Poll shows Majority of Democrats could vote for a liberal Republican

I ran a non scientific twitter Poll asking about a generic (mythical?) “liberal Republican” State House candidate:

Could you vote for a liberal Republican (socially liberal, fiscally moderate) For State Rep. if you lived in a Democratic dominated District

  • This Poll ran for 24 hours starting at noon on May 15, 2017.
  •  It was viewed organically 3,618 times and was promoted on twitter and received 11,582 views.
  • The Twitter promotional views was geographically limited to The Portland Oregon metro area where most safe Democratic districts are located.
  • A total of 533 people participated in the poll. 197 identified as Republicans and 336 as Democrats. That is a ratio of 63% Democratic and 37% Republican responses.
  • For context: The actual ratio between Democratic and Republican registered voters in the Tri County metro area is 68% Democratic and 32% Republican and the ratio of Democrats to Republicans statewide is 42% Republican and 58% Democratic. So the poll trended a bit more Republican than the Metro area, but more Democratic than the State as a whole.

Analysis:

  • Republican voters: While 30% of Republican say they would not vote for a liberal Republican, 70% would. And it is unlikely that the 30% who would not vote for the Liberal Republican would instead opt to vote for a Democrat. They would be more likely to not vote for in that race, or vote for a minor party candidate. In safe Democratic districts, where Republicans are greatly outnumbered, losing up to 30% of the Republican vote is acceptable, as long as the candidate can attract support from Independents, non affiliated voters, and most importantly, from Democratic voters.
  • Democratic Voters: 57% of Democratic voters could vote for a liberal Republican while only 43% could not. This supports the proposition that at least in safe Democratic districts, that some Democratic Party candidates simply don’t match the Democratic voters. It could be that the establishment Democratic candidates are too liberal, or too compromised by special interests, or seen as too establishment.  It also supports the theory that when you remove social issues from the equation, Republican candidates would perform well among many Democratic voters. And we’re not talking avoiding social issues. The question specifically said liberal on social issues, not moderate, which is just Republican key-wording for, I don’t want to talk about it.
  • Losing up to 30% of the Republican voters is acceptable in a deep blue district when you can attract up to 57% of the Democratic voters. Here’s the math in a district with a ratio of 68% Democratic and 32% Republican
    30% (10% of total voters) of the Republican voters sit out the race making the actual District voting ratio 24.4% Republican and 75.6% Democratic. If those remaining Republicans vote for the liberal Republican candidate and 43% of Democratic voters sure to vote Democratic, That gives the Democratic candidate a 32.5% to 24.4% lead. The Democratic voters who could vote for a liberal Republican account for the remaining 43% of voters. The liberal Republican would need to win over 60% of those voters in order to win.
  • All of this is ignoring minor parties, which are stronger in deep blue districts but rarely account for more than 3% of the vote, and it’s also assuming non affiliated and independent voters lean Democratic and Republican in a ratio that matches the Democratic / Republican ratio . The fact is, NAV’s and independents tend to lean a bit more conservative than the Democratic/Republican ratio. So the minor party factor is a negative for a liberal Republican, but the NAV/Independent voter factor is a net positive.

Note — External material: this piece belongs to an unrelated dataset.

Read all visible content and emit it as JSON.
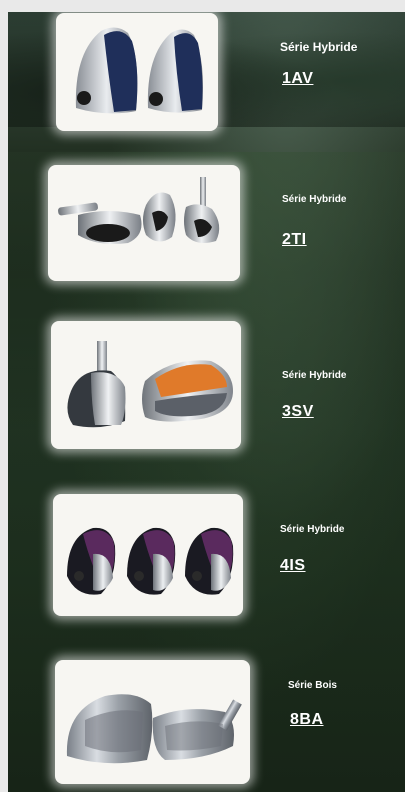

Bottom line: Today, there is great opportunity for A LIBERAL Republican – one who is  fiscally responsible and willing to clearly disavow the social planks of the ORGOP  and embrace social modernism, of competing with an establishment Democrat in a blue urban or suburban district.

In the State that elected Mark Hatfield, Dave Frohnmayer, Norma Paulus, and Tom McCall, that shouldn’t be too surprising. What should be surprising is that the GOP has such a dearth of liberal Republican officials and candidates.